Tuning Bell Conversion:
This is one of the few alterations you can make to a trumpet that produces desirable results for most players. By removing the bell and lead pipe braces, the bell becomes less restricted by weight and contact, allowing it to vibrate more freely, giving the instrument improved response, and a more “live”, resonant sound. Another major benefit of tuning with the bell is improved intonation.
When adjustments are made in the main tuning slide you pose a higher risk of causing a node to hit in an unfavorable spot of the instrument. The lead pipe and mouth piece are very critical in setting up the characteristics of the sound quality and intonation of the trumpet. Any variances in these areas greatly increases the likelihood of the instrument producing an undesirable result in some notes.
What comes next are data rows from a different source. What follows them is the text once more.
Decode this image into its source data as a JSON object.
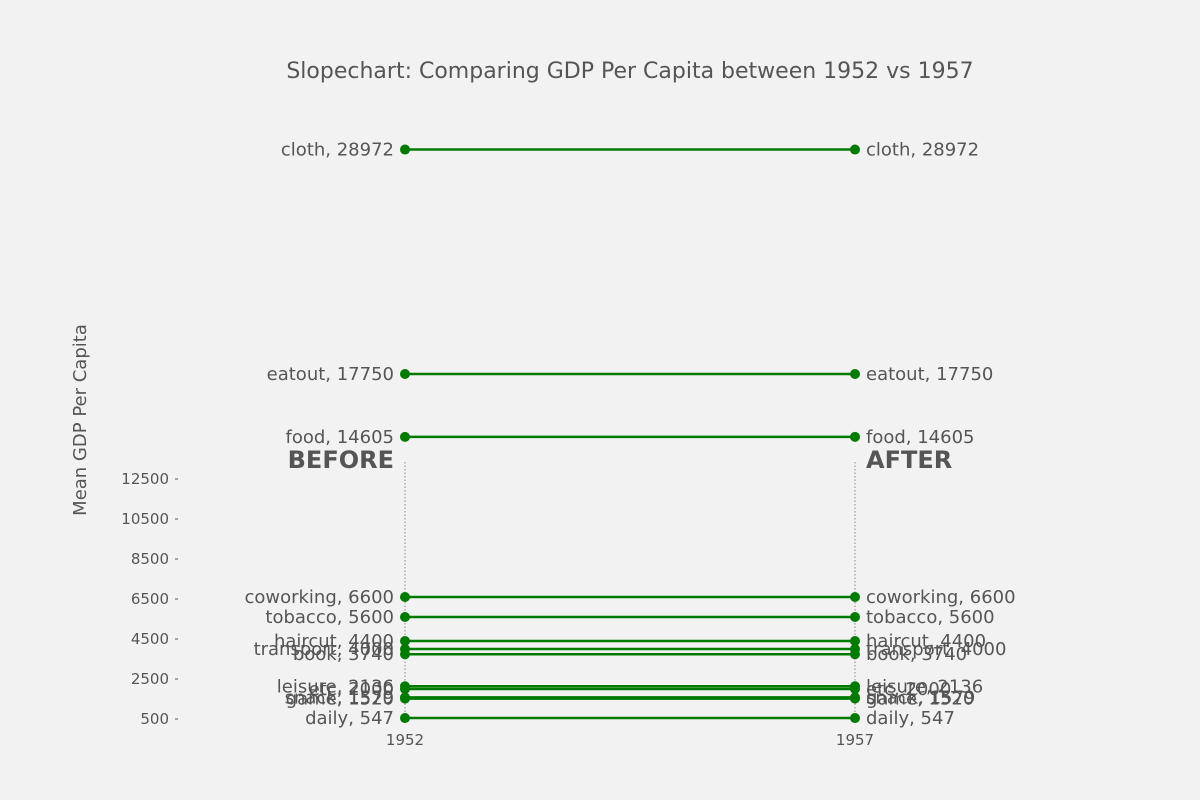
{
  "chart_data": {
    "type": "line",
    "title": "Slopechart: Comparing GDP Per Capita between 1952 vs 1957",
    "ylabel": "Mean GDP Per Capita",
    "xlabel": "",
    "x_ticks": [
      "1952",
      "1957"
    ],
    "y_ticks": [
      500,
      2500,
      4500,
      6500,
      8500,
      10500,
      12500
    ],
    "ylim": [
      0,
      30000
    ],
    "headers": {
      "before": "BEFORE",
      "after": "AFTER"
    },
    "line_color": "#007a00",
    "guide_color": "#888888",
    "series": [
      {
        "name": "cloth",
        "values": [
          28972,
          28972
        ]
      },
      {
        "name": "eatout",
        "values": [
          17750,
          17750
        ]
      },
      {
        "name": "food",
        "values": [
          14605,
          14605
        ]
      },
      {
        "name": "coworking",
        "values": [
          6600,
          6600
        ]
      },
      {
        "name": "tobacco",
        "values": [
          5600,
          5600
        ]
      },
      {
        "name": "haircut",
        "values": [
          4400,
          4400
        ]
      },
      {
        "name": "transport",
        "values": [
          4000,
          4000
        ]
      },
      {
        "name": "book",
        "values": [
          3740,
          3740
        ]
      },
      {
        "name": "leisure",
        "values": [
          2136,
          2136
        ]
      },
      {
        "name": "etc",
        "values": [
          2000,
          2000
        ]
      },
      {
        "name": "snack",
        "values": [
          1579,
          1579
        ]
      },
      {
        "name": "game",
        "values": [
          1520,
          1520
        ]
      },
      {
        "name": "daily",
        "values": [
          547,
          547
        ]
      }
    ]
  }
}
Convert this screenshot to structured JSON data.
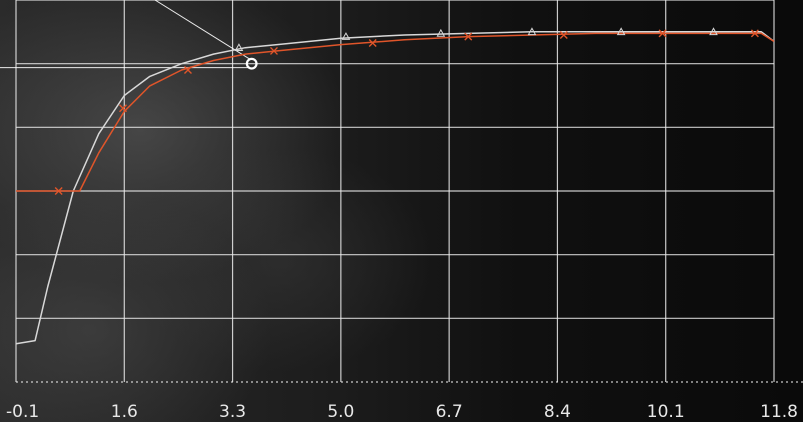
{
  "chart_data": {
    "type": "line",
    "title": "",
    "xlabel": "",
    "ylabel": "",
    "xlim": [
      -0.1,
      11.8
    ],
    "ylim": [
      0,
      1.2
    ],
    "grid": true,
    "x_ticks": [
      "-0.1",
      "1.6",
      "3.3",
      "5.0",
      "6.7",
      "8.4",
      "10.1",
      "11.8"
    ],
    "series": [
      {
        "color": "#d8d8d8",
        "marker": "triangle",
        "line": [
          [
            -0.1,
            0.12
          ],
          [
            0.2,
            0.13
          ],
          [
            0.4,
            0.3
          ],
          [
            0.8,
            0.6
          ],
          [
            1.2,
            0.78
          ],
          [
            1.6,
            0.9
          ],
          [
            2.0,
            0.96
          ],
          [
            2.5,
            1.0
          ],
          [
            3.0,
            1.03
          ],
          [
            3.5,
            1.05
          ],
          [
            4.0,
            1.06
          ],
          [
            5.0,
            1.08
          ],
          [
            6.0,
            1.09
          ],
          [
            7.0,
            1.095
          ],
          [
            8.0,
            1.1
          ],
          [
            9.0,
            1.1
          ],
          [
            10.0,
            1.1
          ],
          [
            11.0,
            1.1
          ],
          [
            11.6,
            1.1
          ],
          [
            11.8,
            1.07
          ]
        ],
        "markers": [
          [
            3.4,
            1.05
          ],
          [
            5.08,
            1.085
          ],
          [
            6.57,
            1.095
          ],
          [
            8.0,
            1.1
          ],
          [
            9.4,
            1.1
          ],
          [
            10.85,
            1.1
          ]
        ]
      },
      {
        "color": "#e0552a",
        "marker": "x",
        "line": [
          [
            -0.1,
            0.6
          ],
          [
            0.9,
            0.6
          ],
          [
            1.2,
            0.72
          ],
          [
            1.6,
            0.85
          ],
          [
            2.0,
            0.93
          ],
          [
            2.5,
            0.98
          ],
          [
            3.0,
            1.01
          ],
          [
            3.5,
            1.03
          ],
          [
            4.0,
            1.04
          ],
          [
            5.0,
            1.06
          ],
          [
            6.0,
            1.075
          ],
          [
            7.0,
            1.085
          ],
          [
            8.0,
            1.09
          ],
          [
            9.0,
            1.095
          ],
          [
            10.0,
            1.095
          ],
          [
            11.0,
            1.095
          ],
          [
            11.6,
            1.095
          ],
          [
            11.8,
            1.07
          ]
        ],
        "markers": [
          [
            0.57,
            0.6
          ],
          [
            1.58,
            0.86
          ],
          [
            2.6,
            0.98
          ],
          [
            3.95,
            1.04
          ],
          [
            5.5,
            1.065
          ],
          [
            7.0,
            1.085
          ],
          [
            8.5,
            1.09
          ],
          [
            10.05,
            1.095
          ],
          [
            11.5,
            1.095
          ]
        ]
      }
    ],
    "annotations": [
      {
        "type": "circle",
        "center": [
          3.6,
          1.0
        ],
        "radius": 0.12
      }
    ]
  }
}
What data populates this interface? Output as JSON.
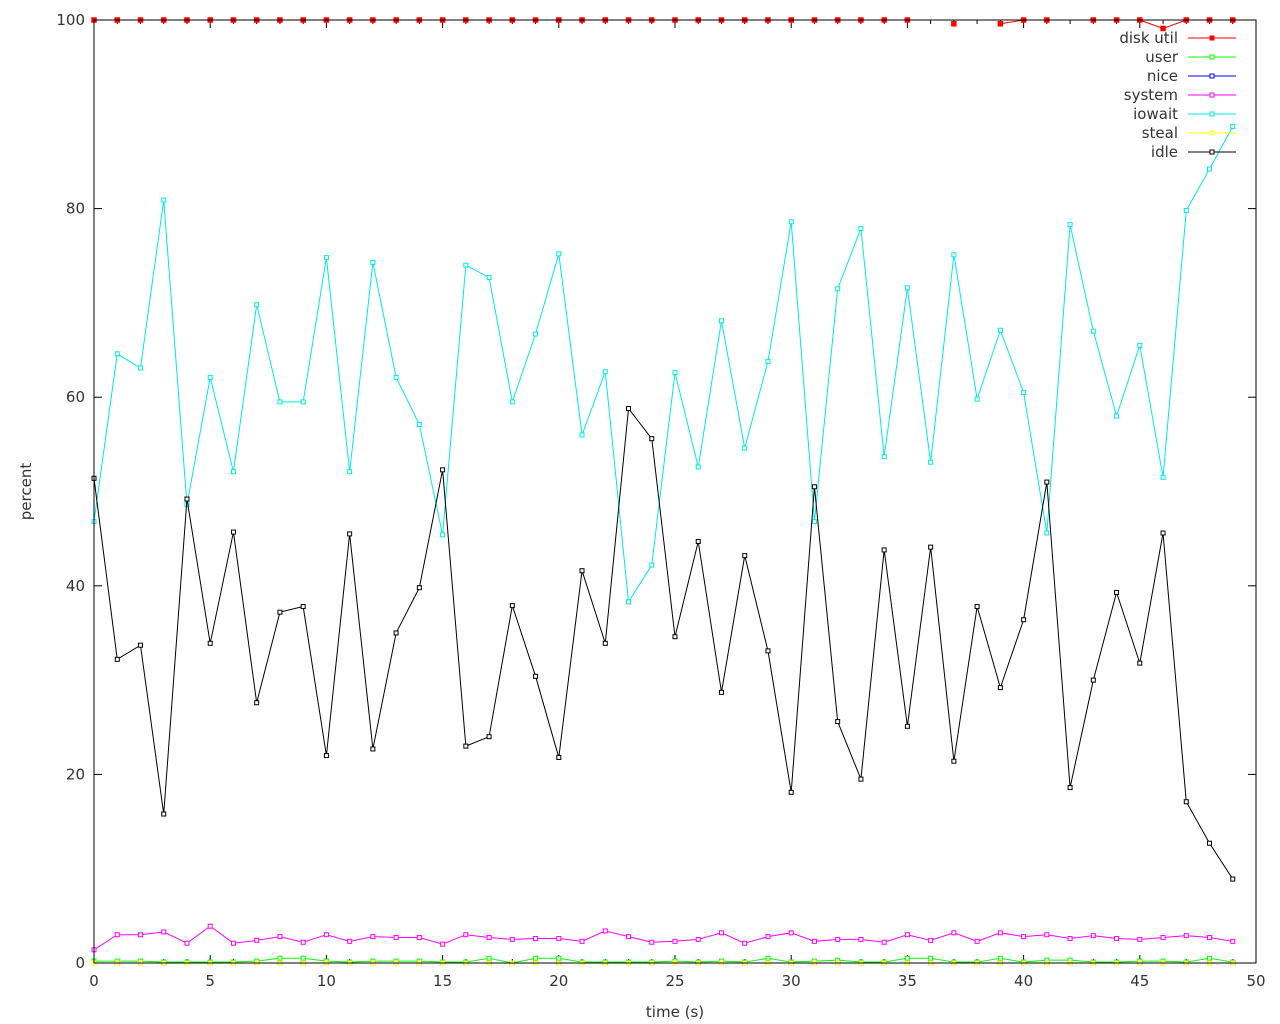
{
  "chart_data": {
    "type": "line",
    "title": "",
    "xlabel": "time (s)",
    "ylabel": "percent",
    "xlim": [
      0,
      50
    ],
    "ylim": [
      0,
      100
    ],
    "xticks": [
      0,
      5,
      10,
      15,
      20,
      25,
      30,
      35,
      40,
      45,
      50
    ],
    "yticks": [
      0,
      20,
      40,
      60,
      80,
      100
    ],
    "grid": false,
    "legend_position": "top-right",
    "x": [
      0,
      1,
      2,
      3,
      4,
      5,
      6,
      7,
      8,
      9,
      10,
      11,
      12,
      13,
      14,
      15,
      16,
      17,
      18,
      19,
      20,
      21,
      22,
      23,
      24,
      25,
      26,
      27,
      28,
      29,
      30,
      31,
      32,
      33,
      34,
      35,
      36,
      37,
      38,
      39,
      40,
      41,
      42,
      43,
      44,
      45,
      46,
      47,
      48,
      49
    ],
    "series": [
      {
        "name": "disk util",
        "color": "#ff0000",
        "marker": "filled",
        "values": [
          100,
          100,
          100,
          100,
          100,
          100,
          100,
          100,
          100,
          100,
          100,
          100,
          100,
          100,
          100,
          100,
          100,
          100,
          100,
          100,
          100,
          100,
          100,
          100,
          100,
          100,
          100,
          100,
          100,
          100,
          100,
          100,
          100,
          100,
          100,
          100,
          null,
          99.6,
          null,
          99.6,
          100,
          100,
          null,
          100,
          100,
          100,
          99.1,
          100,
          100,
          100
        ]
      },
      {
        "name": "user",
        "color": "#00ff00",
        "marker": "open",
        "values": [
          0.2,
          0.2,
          0.2,
          0.1,
          0.1,
          0.1,
          0.1,
          0.2,
          0.5,
          0.5,
          0.2,
          0.1,
          0.2,
          0.2,
          0.2,
          0.1,
          0.1,
          0.5,
          0,
          0.5,
          0.5,
          0.1,
          0.1,
          0.1,
          0.1,
          0.2,
          0.1,
          0.2,
          0.1,
          0.5,
          0.1,
          0.2,
          0.3,
          0.1,
          0.1,
          0.5,
          0.5,
          0.1,
          0.1,
          0.5,
          0.1,
          0.3,
          0.3,
          0.1,
          0.1,
          0.2,
          0.2,
          0.1,
          0.5,
          0.1
        ]
      },
      {
        "name": "nice",
        "color": "#0000ff",
        "marker": "open",
        "values": [
          0,
          0,
          0,
          0,
          0,
          0,
          0,
          0,
          0,
          0,
          0,
          0,
          0,
          0,
          0,
          0,
          0,
          0,
          0,
          0,
          0,
          0,
          0,
          0,
          0,
          0,
          0,
          0,
          0,
          0,
          0,
          0,
          0,
          0,
          0,
          0,
          0,
          0,
          0,
          0,
          0,
          0,
          0,
          0,
          0,
          0,
          0,
          0,
          0,
          0
        ]
      },
      {
        "name": "system",
        "color": "#ff00ff",
        "marker": "open",
        "values": [
          1.4,
          3,
          3,
          3.3,
          2.1,
          3.9,
          2.1,
          2.4,
          2.8,
          2.2,
          3,
          2.3,
          2.8,
          2.7,
          2.7,
          2,
          3,
          2.7,
          2.5,
          2.6,
          2.6,
          2.3,
          3.4,
          2.8,
          2.2,
          2.3,
          2.5,
          3.2,
          2.1,
          2.8,
          3.2,
          2.3,
          2.5,
          2.5,
          2.2,
          3,
          2.4,
          3.2,
          2.3,
          3.2,
          2.8,
          3,
          2.6,
          2.9,
          2.6,
          2.5,
          2.7,
          2.9,
          2.7,
          2.3
        ]
      },
      {
        "name": "iowait",
        "color": "#00e8e8",
        "marker": "open",
        "values": [
          46.8,
          64.6,
          63.1,
          80.9,
          48.6,
          62.1,
          52.1,
          69.8,
          59.5,
          59.5,
          74.8,
          52.1,
          74.3,
          62.1,
          57.1,
          45.4,
          74,
          72.7,
          59.5,
          66.7,
          75.2,
          56,
          62.7,
          38.3,
          42.2,
          62.6,
          52.6,
          68.1,
          54.6,
          63.8,
          78.6,
          46.8,
          71.5,
          77.9,
          53.7,
          71.6,
          53.1,
          75.1,
          59.8,
          67.1,
          60.5,
          45.6,
          78.3,
          67,
          58,
          65.5,
          51.5,
          79.8,
          84.2,
          88.7
        ]
      },
      {
        "name": "steal",
        "color": "#ffff00",
        "marker": "open",
        "values": [
          0,
          0,
          0,
          0,
          0,
          0,
          0,
          0,
          0,
          0,
          0,
          0,
          0,
          0,
          0,
          0,
          0,
          0,
          0,
          0,
          0,
          0,
          0,
          0,
          0,
          0,
          0,
          0,
          0,
          0,
          0,
          0,
          0,
          0,
          0,
          0,
          0,
          0,
          0,
          0,
          0,
          0,
          0,
          0,
          0,
          0,
          0,
          0,
          0,
          0
        ]
      },
      {
        "name": "idle",
        "color": "#000000",
        "marker": "open",
        "values": [
          51.4,
          32.2,
          33.7,
          15.8,
          49.2,
          33.9,
          45.7,
          27.6,
          37.2,
          37.8,
          22,
          45.5,
          22.7,
          35,
          39.8,
          52.3,
          23,
          24,
          37.9,
          30.4,
          21.8,
          41.6,
          33.9,
          58.8,
          55.6,
          34.6,
          44.7,
          28.7,
          43.2,
          33.1,
          18.1,
          50.5,
          25.6,
          19.5,
          43.8,
          25.1,
          44.1,
          21.4,
          37.8,
          29.2,
          36.4,
          51,
          18.6,
          30,
          39.3,
          31.8,
          45.6,
          17.1,
          12.7,
          8.9
        ]
      }
    ]
  }
}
By tuning with a movable bell, that late in the sound production, you have a FAR less chance of causing a node to hit on a pipe seam, water key nipple, dent, etc, that would adversely affect the sound.In addition to the improved quality advantages, the bell is now removable which gives you the option of fitting the horn with additional bells for different playing situations; for example, you may want a copper bell for symphonic work, or a lightweight large flair bell for lead work. This makes your instrument twice as versatile for different situations and in many cases could save you thousands in having to buy an additional horn for other work. Another important point to note is about correcting existing flaws from the manufacturing process. Some manufactures (who I think most of us are aware of) don’t commit to as high a degree of quality standards as others. One common flaw a tunable bell corrects is relief of stress on the bell and lead pipe. When a bell is soldered on the horn, if the braces are not put on in a certain order or if the bell crook bend wasn’t bent perfectly, this automatically builds a LOT of stress into the horn. This is commonly noticeable through a suffocated sound, poor response or lack or projection. One of he only drawbacks to this alteration, other than just personal taste, is that it makes the instrument more vulnerable to damage due to the lack of bracing. Some players have also experienced a compromise in projection, however this can be helped or counter acted by using a movable sound post. This is a common alteration that many orchestra players have done to an Eb horn and then add a C trumpet bell (commonly a Bach 229 or 239). This is usually done in light of many directors preference for the timbre of a C trumpet in the ensemble. This gives the player the ability to have the desired sound while still maintaining the ability to be able to play in, or transpose more easily from keys which pose odd/awkward fingerings on C or Bb trumpet. Wynton Marsalis had this done to his Schilke E3L adding a Bach 229 bell. He played the Haydn using this horn on "The London Concert" album, and it can be seen on the CD cover. I have adapted several bells, including a 229, for a Blackburn Eb, for Alan Hamant of the Delaware Symphony.